# Buddy-sour Horses



## Curly_Horse_CMT (Jun 8, 2008)

*Used to trail riding alone*

What I would do is start by ponying the younger horse with a older, steadier horse that is good on the trail by itself, no problem. That way, he can get used to being on the trail and have the confidence of the buddy system being right there. Really build a strong relationship with him by doing ground work, grooming, feeding, ect. This can help when it comes to backing him and so on later on in the future.

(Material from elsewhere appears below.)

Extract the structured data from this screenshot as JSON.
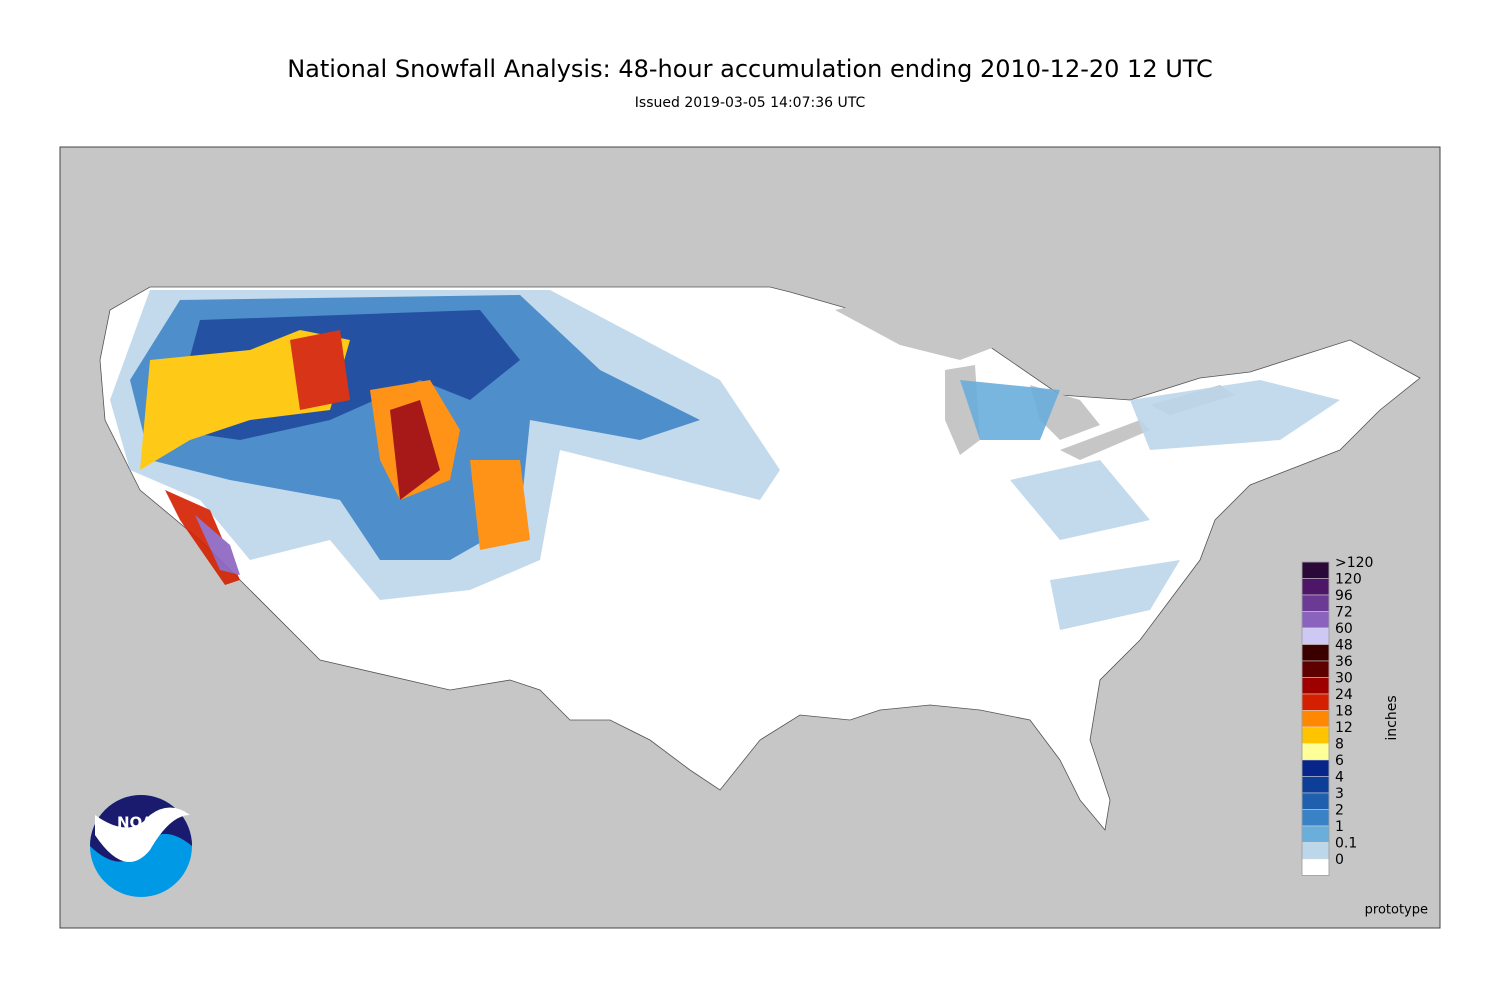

And, if you dont have any confidence, the horse wont have any confidence. Start going out on the trail with friends and their horses at the barn where you are at so you can get used to being on the trail. When you are alone, the horse looks to you as a leader. They need to be able to trust you. But when you are just as nervous as the horse, that does no good. Hope this helps, keep us updated on your progress!


----------



## Bitless (Jan 11, 2008)

You could just lead him out a few times, so hes used to your company instead of another horses. Let him see everything wiht you right there besides him. 

Also keep the first rides short so its not to much for him to deal with. 

Also if you have access to farm land , have a go there, as its kinda an inbetween step from an arena to completely open road/trails and such.


----------



## sempre_cantando (May 9, 2008)

What exactly does he do wrong when he's out alone? Does he spook more? Or just plain silly? Please describe!


----------